Centrify has invested heavily into a strategic partnership with SoftwareONE over the past 12 months, and we are excited to align our thought leadership between organizations. I would like to introduce Tristan Ackley, the Global Content Writer on the Marketing team at SoftwareONE. He has recently teamed up with Centrify’s WW Director of SaaS Sales, Fahad Rizqi, to relay the importance of IDaaS and application provisioning in today’s marketplace. He has contributed the following post as a guest blogger to the Centrify Blog:
Tristan: Did you know that roughly one in five workers routinely shares passwords with members of their teams? Which makes the fact that 14 percent of employees use the same password for every application quite alarming!
Wall Street giant JP Morgan recently revealed that a compromised employee account was at the root of the recent security breach, which led to one of the largest cyber-attacks ever and the theft of data on 76 million households and 7 million small businesses.
As more IT resources move outside the network and into the cloud, it has become more important than ever to have discipline with password management in order for an enterprise to prevent being the next JP Morgan. This is where federated provisioning of users comes in.
Provisioning and de-provisioning of users is core to enterprise identity and access management in the cloud. In order to leverage cloud applications such as Office 365, Box, Concur, Zendesk, etc., the user provisioning of these services has to match the scale and availability of the cloud.
Solving user provisioning and de-provisioning is really a misnomer; it has to be about the full account lifecycle management of the user.
Importance of Full Lifecycle Management – User Provisioning
Enterprise employees typically access dozens of apps on a regular basis. Trying to manually control all the user accounts across those apps is a daunting task for IT. Users who typically create their own passwords in each app frequently forget them or resort to reusing them when possible. This results in security lapses, increased helpdesk calls, and lost productivity for both users and IT.
When a user leaves the company, IT usually only has a limited amount of time to get that user out of the system so that a disgruntled employee doesn’t continue to have access to secure company data within these cloud applications. The picture becomes even more complicated when enterprises have to solve lifecycle management of not just the user and their apps, but also of their mobile devices.
What Should User Provisioning Include?
- Automatically create or update user accounts across apps
- Deploy the right apps the first time with Single Sign-On (SSO)
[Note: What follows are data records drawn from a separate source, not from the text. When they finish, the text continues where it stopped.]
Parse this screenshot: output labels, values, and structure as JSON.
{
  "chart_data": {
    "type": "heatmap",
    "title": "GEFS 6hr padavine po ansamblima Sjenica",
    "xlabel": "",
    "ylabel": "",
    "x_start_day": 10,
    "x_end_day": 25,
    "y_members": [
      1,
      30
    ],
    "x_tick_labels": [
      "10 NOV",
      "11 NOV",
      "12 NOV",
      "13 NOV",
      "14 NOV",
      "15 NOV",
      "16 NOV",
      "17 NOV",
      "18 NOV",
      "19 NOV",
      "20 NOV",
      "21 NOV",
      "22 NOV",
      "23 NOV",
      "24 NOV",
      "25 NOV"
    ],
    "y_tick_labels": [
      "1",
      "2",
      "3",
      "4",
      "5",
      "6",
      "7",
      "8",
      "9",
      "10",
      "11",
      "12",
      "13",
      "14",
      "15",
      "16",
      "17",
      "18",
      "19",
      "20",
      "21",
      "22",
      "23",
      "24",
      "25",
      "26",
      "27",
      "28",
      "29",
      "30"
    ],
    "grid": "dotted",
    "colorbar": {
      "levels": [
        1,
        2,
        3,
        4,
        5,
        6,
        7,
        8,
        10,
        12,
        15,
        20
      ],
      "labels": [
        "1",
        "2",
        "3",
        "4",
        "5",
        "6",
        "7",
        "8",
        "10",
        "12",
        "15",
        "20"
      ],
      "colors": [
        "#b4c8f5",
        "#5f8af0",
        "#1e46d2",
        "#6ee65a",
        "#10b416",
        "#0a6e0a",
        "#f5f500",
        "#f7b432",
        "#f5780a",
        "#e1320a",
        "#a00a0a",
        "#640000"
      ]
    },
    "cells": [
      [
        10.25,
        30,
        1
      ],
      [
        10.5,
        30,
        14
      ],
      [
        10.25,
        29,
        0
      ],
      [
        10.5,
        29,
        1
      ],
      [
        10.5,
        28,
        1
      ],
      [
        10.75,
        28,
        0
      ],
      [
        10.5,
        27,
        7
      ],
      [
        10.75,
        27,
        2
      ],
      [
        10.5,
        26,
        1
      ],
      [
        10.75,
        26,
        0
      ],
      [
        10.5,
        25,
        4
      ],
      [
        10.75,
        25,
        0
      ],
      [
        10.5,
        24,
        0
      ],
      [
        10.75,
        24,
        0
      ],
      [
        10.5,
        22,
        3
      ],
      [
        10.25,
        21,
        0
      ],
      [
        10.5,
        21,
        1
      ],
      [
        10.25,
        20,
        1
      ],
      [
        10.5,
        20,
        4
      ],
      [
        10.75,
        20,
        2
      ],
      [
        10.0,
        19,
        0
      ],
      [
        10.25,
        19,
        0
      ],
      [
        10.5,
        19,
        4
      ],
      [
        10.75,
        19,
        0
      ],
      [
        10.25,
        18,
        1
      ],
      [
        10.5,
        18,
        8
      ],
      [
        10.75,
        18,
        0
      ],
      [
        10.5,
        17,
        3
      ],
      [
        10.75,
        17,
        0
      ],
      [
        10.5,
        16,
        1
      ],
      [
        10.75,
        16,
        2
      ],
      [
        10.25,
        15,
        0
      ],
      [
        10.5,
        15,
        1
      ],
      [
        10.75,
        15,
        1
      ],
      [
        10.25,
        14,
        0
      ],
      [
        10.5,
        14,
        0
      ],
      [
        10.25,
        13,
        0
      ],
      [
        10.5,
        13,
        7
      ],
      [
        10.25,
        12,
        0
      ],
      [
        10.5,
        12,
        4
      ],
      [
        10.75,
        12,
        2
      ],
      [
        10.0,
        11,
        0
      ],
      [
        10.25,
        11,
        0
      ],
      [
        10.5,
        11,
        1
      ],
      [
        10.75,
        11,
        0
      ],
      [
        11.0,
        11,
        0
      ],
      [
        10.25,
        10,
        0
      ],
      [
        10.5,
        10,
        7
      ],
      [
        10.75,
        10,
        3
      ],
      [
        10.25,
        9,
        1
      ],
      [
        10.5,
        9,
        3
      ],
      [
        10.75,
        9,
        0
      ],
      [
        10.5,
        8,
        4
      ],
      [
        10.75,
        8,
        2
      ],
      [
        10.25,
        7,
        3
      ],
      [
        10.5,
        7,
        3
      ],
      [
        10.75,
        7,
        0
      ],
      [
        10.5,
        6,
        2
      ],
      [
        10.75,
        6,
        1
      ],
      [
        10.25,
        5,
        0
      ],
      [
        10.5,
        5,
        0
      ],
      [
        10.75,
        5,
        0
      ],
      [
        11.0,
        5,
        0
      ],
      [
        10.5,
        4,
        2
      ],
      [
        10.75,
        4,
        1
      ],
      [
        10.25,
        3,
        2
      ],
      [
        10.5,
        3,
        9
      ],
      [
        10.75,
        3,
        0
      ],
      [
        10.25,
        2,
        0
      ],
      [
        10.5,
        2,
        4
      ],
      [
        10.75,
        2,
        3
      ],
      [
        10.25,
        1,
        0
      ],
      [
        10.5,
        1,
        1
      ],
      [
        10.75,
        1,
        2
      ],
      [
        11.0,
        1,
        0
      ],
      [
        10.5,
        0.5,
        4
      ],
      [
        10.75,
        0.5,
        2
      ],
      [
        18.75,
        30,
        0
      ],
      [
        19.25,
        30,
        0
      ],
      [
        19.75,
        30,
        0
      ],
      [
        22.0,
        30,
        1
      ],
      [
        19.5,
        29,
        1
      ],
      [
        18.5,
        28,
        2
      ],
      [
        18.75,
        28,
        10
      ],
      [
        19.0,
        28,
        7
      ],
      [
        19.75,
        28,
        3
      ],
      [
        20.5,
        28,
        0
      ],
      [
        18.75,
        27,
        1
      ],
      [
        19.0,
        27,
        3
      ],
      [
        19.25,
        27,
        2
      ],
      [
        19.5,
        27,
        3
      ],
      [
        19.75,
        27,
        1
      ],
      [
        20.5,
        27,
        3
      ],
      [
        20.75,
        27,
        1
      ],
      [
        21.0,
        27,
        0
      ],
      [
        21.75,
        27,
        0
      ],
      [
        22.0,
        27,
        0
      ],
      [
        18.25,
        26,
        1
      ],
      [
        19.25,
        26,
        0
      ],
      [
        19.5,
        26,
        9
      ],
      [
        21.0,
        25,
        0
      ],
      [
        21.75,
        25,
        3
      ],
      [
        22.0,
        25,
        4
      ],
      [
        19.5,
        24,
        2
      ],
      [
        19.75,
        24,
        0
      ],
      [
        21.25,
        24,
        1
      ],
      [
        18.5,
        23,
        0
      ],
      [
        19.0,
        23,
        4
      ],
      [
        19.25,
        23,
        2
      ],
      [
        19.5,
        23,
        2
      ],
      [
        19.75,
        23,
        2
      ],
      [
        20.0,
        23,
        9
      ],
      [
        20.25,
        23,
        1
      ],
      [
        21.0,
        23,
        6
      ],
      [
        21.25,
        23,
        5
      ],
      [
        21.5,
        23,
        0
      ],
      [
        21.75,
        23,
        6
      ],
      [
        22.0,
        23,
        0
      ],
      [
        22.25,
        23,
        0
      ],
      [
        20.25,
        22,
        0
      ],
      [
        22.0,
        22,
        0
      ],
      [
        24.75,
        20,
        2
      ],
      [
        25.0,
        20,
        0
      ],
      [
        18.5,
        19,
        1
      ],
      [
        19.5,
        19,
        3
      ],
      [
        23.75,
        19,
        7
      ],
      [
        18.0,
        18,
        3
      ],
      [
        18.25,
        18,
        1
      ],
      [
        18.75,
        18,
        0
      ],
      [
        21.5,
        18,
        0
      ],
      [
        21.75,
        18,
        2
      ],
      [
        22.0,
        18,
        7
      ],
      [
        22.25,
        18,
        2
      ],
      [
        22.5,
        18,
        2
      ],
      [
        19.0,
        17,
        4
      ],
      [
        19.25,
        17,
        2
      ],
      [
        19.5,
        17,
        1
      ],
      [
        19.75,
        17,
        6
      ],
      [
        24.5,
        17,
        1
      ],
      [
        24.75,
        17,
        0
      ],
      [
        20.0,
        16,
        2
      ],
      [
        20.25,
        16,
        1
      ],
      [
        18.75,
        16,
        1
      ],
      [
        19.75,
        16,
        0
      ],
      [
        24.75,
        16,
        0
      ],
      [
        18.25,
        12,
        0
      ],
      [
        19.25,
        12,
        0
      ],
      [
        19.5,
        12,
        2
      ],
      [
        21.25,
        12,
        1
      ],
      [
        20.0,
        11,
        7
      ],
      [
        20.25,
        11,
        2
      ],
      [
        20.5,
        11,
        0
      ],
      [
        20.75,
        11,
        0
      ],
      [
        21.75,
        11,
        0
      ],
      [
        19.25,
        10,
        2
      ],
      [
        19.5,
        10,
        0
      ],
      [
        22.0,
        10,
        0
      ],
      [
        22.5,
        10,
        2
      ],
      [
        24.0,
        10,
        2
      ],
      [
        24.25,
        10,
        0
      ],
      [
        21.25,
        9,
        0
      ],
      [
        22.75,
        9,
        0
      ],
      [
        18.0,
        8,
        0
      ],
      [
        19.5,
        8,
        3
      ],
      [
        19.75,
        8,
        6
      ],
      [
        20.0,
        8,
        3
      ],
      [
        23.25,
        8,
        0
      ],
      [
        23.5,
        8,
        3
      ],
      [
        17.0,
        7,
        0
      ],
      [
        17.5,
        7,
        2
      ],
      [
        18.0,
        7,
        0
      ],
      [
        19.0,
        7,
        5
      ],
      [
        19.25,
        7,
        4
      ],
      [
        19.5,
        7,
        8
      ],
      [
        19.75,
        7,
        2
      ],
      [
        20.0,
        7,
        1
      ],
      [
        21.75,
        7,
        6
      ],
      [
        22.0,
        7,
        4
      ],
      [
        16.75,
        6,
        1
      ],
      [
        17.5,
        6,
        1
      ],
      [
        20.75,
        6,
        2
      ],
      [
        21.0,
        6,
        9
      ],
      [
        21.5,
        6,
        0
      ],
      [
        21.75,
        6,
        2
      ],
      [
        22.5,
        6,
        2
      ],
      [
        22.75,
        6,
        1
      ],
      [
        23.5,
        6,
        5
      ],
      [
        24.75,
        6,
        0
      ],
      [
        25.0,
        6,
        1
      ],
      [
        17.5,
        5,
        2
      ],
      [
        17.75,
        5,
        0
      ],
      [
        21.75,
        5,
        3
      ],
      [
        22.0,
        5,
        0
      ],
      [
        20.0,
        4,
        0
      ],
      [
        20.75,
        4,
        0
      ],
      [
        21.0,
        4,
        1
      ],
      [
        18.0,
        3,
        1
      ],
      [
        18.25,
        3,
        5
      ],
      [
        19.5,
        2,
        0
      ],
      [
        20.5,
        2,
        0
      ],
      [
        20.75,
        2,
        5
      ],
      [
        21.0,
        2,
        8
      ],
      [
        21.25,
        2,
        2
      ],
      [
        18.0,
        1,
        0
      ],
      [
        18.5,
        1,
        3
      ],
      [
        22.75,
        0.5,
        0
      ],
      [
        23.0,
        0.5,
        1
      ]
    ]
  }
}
- Automatically assign role-based permissions within apps
- View who has access to which apps, how they received access, and when changes occurred
- Ensure the prevention of unauthorized access by automatically revoking access to all apps at once – de-provisioning
Most Identity as a Service (IDaaS) vendors resolve technical provisioning challenges but neglect underlying business problems that enterprises face regarding the process of managing employee identities. Even worse, some provisioning tools require additional hardware and software, which are complex and difficult to install, and do not handle business problems such as license management.
Characteristics of the Ideal Employee Lifecycle Management Solution
The ideal IDaaS solution addresses the complete application end-user lifecycle. It should handle the process from on-boarding to application authorization for both mobile and web, and when the time comes to remove a departed employee from the corporate system, the tool should function from a single point of contact for de-provisioning.
Centrify’s account provisioning functionality enables IT to automatically create user accounts across 2500+ cloud applications and platforms, including Office 365, Box, Dropbox, Concur, and Zendesk. Centrify’s unique IDaaS solution provides cloud identity management combined with mobile device and app management.
IT can instantly deploy cloud applications to new users immediately and assign their access to multiple platforms and devices, all from a single enterprise directory like AD. This capability to provision users also allows IT to assign the appropriate permissions and licensing to the user, restricting or allowing access to certain applications based on location, time, and endpoints.